Entro a la casa y Magdalena me sigue, se queda conmigo y se echa en el linóleo del piso de la cocina donde está fresco. Tomo el paquete de seis latas de cerveza que queda en la heladera y lo llevo al patio. El ruido de las latas de cerveza abriéndose me reconforta, la amargura almidonada burbujeando debajo de mi lengua. Gerard pasea por el patio con su lata de cerveza. Finge ser un cliente. Camina pavoneándose delante de las mesas, delante de los abedules, gira y, con un acento de chico malo de Brooklyn que sacó de las películas, dice:
–Oye, ¿cuánto me pagarías tú a mí para que me lleve estas cosas? –Nos reímos, molestas con su carisma y su belleza. Bebo la cerveza demasiado rápido y la efervescencia me quema y me corta la garganta.
Eleanor decide que ahora le toca a ella. Toma el aislante de fibra de vidrio y lo modela como si fuera un chal. Va y viene por la pasarela silbando y meneándose como una modelo drogada.

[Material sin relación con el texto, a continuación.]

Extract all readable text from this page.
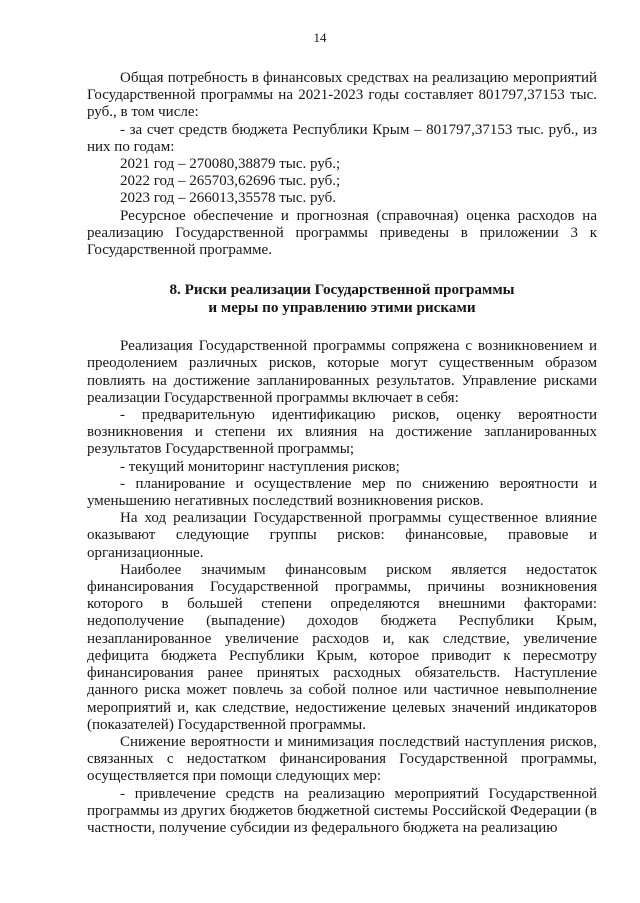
14

Общая потребность в финансовых средствах на реализацию мероприятий Государственной программы на 2021-2023 годы составляет 801797,37153 тыс. руб., в том числе:

- за счет средств бюджета Республики Крым – 801797,37153 тыс. руб., из них по годам:

2021 год – 270080,38879 тыс. руб.;

2022 год – 265703,62696 тыс. руб.;

2023 год – 266013,35578 тыс. руб.

Ресурсное обеспечение и прогнозная (справочная) оценка расходов на реализацию Государственной программы приведены в приложении 3 к Государственной программе.

8. Риски реализации Государственной программы
и меры по управлению этими рисками

Реализация Государственной программы сопряжена с возникновением и преодолением различных рисков, которые могут существенным образом повлиять на достижение запланированных результатов. Управление рисками реализации Государственной программы включает в себя:

- предварительную идентификацию рисков, оценку вероятности возникновения и степени их влияния на достижение запланированных результатов Государственной программы;

- текущий мониторинг наступления рисков;

- планирование и осуществление мер по снижению вероятности и уменьшению негативных последствий возникновения рисков.

На ход реализации Государственной программы существенное влияние оказывают следующие группы рисков: финансовые, правовые и организационные.

Наиболее значимым финансовым риском является недостаток финансирования Государственной программы, причины возникновения которого в большей степени определяются внешними факторами: недополучение (выпадение) доходов бюджета Республики Крым, незапланированное увеличение расходов и, как следствие, увеличение дефицита бюджета Республики Крым, которое приводит к пересмотру финансирования ранее принятых расходных обязательств. Наступление данного риска может повлечь за собой полное или частичное невыполнение мероприятий и, как следствие, недостижение целевых значений индикаторов (показателей) Государственной программы.

Снижение вероятности и минимизация последствий наступления рисков, связанных с недостатком финансирования Государственной программы, осуществляется при помощи следующих мер:

- привлечение средств на реализацию мероприятий Государственной программы из других бюджетов бюджетной системы Российской Федерации (в частности, получение субсидии из федерального бюджета на реализацию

–Querrriduuu, no te preocupes por unas astillitas –dice–, ¿cuál es el problema con unas astillitas?
Gerard y yo aplaudimos.
Es posible que mi nuevo departamento esté en un lugar donde haya muchos niños. Quizás se junten cerca de mi puerta a jugar, y cuando salga a hacer las compras me dirán: “Hola, ¿tienes hijos?”, y después: “¿Por qué no?, ¿no te gustan los niños?”.
“Sí me gustan”, explicaré, “me gustan mucho”. Y cuando esté a punto de atropellarlos con mi auto en la entrada del garaje, sentiré muchas cosas distintas.
–Tu turno, Benna –dicen Eleanor y Gerard–. Sé alguien –dicen–. Actúa algún personaje. Alguna historia de venta de garaje. Estamos aburridos. No viene nadie.
El cielo tiene ese aspecto de alfombra de baño vieja de cuando está por llover.
–¿Algún personaje entrañable? –La verdad no me siento con ganas.
–Tres personajes en un garaje –dice Gerard sonriendo y Eleanor gruñe y le golpea el brazo con una revista People.
Pongo mi lata de cerveza sobre el suelo cuidadosamente. Me paro.